Но во время Трубы это были еще мелочи – некоторые исключительны по блеску. Рассказиком «В бане» обычно открываются собрания его сочинений. (Мог ли тогда думать Лейкин, что сотрудник его, отправлявший свои творения с богомолкой, станет писателем мировым? Впрочем, как ни даровит и своеобразен был этот сотрудник, все же угадать в нем будущего Чехова было почти невозможно.)

Географически и в бытовом отношении Труба отозвалась в двух его рассказах. Один так и называется: «В Москве на Трубной площади» – зарисовка Трубного рынка, очень живая и милая. Охотником Чехов не был, но природу знал и любил. Любил птиц, собак, цветы. Ясно, что по Трубе не раз бродил – это совсем близко от Грачевки, – все видел и заметил. Что-то весеннее есть в этом очерке. Есть в нем и улыбка.

«Юнцам и мастеровым продают самок за самцов, молодых за старых. Они мало смыслят в птицах. Зато любителя не обманешь. – Положительности нет в этой птице, – говорит любитель, засматривая чижу в рот и считая перья в его хвосте. – Он теперь поет, это верно, но что же из этого? И я в компании запою. Нет, ты, брат, мне без компании, брат, запой; запой в одиночку, если можешь… Ты подай мне того вон, что сидит и молчит. Тихоню подай! Этот молчит, стало быть, себе на уме…»

Университет, наука, медицина – само по себе, но вот простая жизнь, птицы, зверюшки, продавцы, чудаки-любители, солнце Москвы над Трубой – это другое и это собственно жизнь, ему она и ближе и нужней. Юным, острым взором впитывает он все. Нравится и продавец, считающий, что «заяц, ежели его бить, спички может зажигать», и чудак-любитель в меховом картузе, ко всему приценяющийся, все критикующий и ничего по бедности не покупающий. И даже строгий учитель гимназии, тоже маниак, которого называют здесь «Ваше местоимение» (начало дальнейших чеховских словечек). Насмешки, горечи в этих страницах нет. Но кроме жизнечувствия – такой дар показать, рассказать, что бедному Александру не до поучений. Это не «Безотцовщина». Тут учить нечему.

Другой рассказ, связанный с теми же местами Москвы, в ином роде. Называется он «Припадок». Написан гораздо позже, в 1888 году, когда Чехов жил уже не здесь. Помещен в сборнике памяти Гаршина, незадолго перед тем погибшего. Тут никакой улыбки нет, как не было ее и у самого Гаршина.

Ноябрьский вечер, только что выпал снег. Юный художник и студент-медик уговорили студента-юриста, застенчивого и болезненного, посмотреть веселые дома. Так что это история одного путешествия. Кончается оно нервным припадком студента. А видел он самое обыкновенное, будничное мира сего.

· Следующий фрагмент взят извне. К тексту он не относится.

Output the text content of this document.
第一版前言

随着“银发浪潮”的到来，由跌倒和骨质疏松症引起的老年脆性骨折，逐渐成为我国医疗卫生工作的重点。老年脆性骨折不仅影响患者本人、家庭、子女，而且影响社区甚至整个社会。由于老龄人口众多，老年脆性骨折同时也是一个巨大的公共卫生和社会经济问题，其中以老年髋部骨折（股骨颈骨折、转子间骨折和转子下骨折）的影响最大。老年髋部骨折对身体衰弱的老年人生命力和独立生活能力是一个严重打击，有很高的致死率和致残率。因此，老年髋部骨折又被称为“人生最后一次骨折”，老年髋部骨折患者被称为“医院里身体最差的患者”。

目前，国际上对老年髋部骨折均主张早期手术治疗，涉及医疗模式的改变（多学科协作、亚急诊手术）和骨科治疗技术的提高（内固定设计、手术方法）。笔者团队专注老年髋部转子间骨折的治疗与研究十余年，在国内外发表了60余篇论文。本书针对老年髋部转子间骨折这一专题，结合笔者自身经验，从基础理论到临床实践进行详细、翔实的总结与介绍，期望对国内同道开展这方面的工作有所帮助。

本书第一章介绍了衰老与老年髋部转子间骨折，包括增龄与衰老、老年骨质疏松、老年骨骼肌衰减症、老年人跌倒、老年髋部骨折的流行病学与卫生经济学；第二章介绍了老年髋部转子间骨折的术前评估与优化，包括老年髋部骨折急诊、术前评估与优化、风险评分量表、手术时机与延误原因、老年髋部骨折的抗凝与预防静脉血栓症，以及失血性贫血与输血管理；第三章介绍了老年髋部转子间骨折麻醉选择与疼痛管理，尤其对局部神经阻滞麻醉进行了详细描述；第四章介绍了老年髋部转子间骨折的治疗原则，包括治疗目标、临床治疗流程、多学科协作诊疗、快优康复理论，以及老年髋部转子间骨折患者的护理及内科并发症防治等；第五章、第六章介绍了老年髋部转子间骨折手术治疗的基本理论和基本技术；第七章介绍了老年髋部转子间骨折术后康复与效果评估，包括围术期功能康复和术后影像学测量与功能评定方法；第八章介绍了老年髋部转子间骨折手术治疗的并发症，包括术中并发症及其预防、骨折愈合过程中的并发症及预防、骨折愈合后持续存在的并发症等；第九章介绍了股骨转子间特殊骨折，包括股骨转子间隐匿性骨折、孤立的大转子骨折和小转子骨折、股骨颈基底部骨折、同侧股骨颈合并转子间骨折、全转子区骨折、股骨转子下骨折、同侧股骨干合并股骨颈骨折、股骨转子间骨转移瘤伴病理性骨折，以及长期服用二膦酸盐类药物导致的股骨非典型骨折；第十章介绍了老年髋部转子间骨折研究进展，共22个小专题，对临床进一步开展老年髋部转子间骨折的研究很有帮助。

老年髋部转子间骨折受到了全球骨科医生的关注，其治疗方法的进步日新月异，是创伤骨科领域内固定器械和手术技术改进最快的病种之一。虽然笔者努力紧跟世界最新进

Все происходит в известном тогда Соболевой переулке, сплошь состоявшем из притонов, – в двух шагах и была та Грачевка, на которой ухитрился Павел Егорыч найти первое свое пристанище в Москве.

Рассказ мрачен и тяжек. Несколько a these, и это выпирает – против проституции. Сам Чехов находил, что он «отдает сыростью водосточных труб». «Но совесть моя по крайней мере покойна:…воздал покойнику Гаршину ту дань, какую хотел и умел. Мне, как медику, кажется, что душевную боль я описал правильно, по всем правилам психиатрической науки».

Суворина он упрекнул, что в «Новом времени» ничего не пишут о проституции. «Ведь она страшнейшее зло. Наш Соболев переулок – это рабовладельческий рынок».

И все же художник в нем неизбывен. Тому же Суворину пишет он позже: «Литературное общество, студенты, Евреинова, Плещеев, девицы и проч. расхвалили мой «Припадок» вовсю, а описание первого снега заметил один только Григорович».

Описание, правда, отличное. Художнически это лучшие строки в рассказе. А в общем, от этого «Припадка» ведет уже дорожка к «Сахалину» и дальше, дальше: ко всему тому в его писании, где о человеческом устройстве жизни говорит он горькие слова. Мрак, тягость и несправедливость, угнетение одних другими узнал он очень хорошо. И не молчал об этом.

* * *

В 1884 году Чехов окончил Московский университет, вышел врачом. Кончилась и Трубная полоса его жизни. В конце этого года у цветущего и крепкого, казалось, молодого человека, случилось первое кровохарканье. Нельзя сказать, чтобы он отнесся к этому внимательно («не чахоточное»). Все-таки… «нездоровье немножко напугало меня», с другой же стороны «доставило… немало хороших, почти счастливых минут. Я получил столько сочувствий искренних, дружеских. До болезни я не знал, что у меня столько друзей».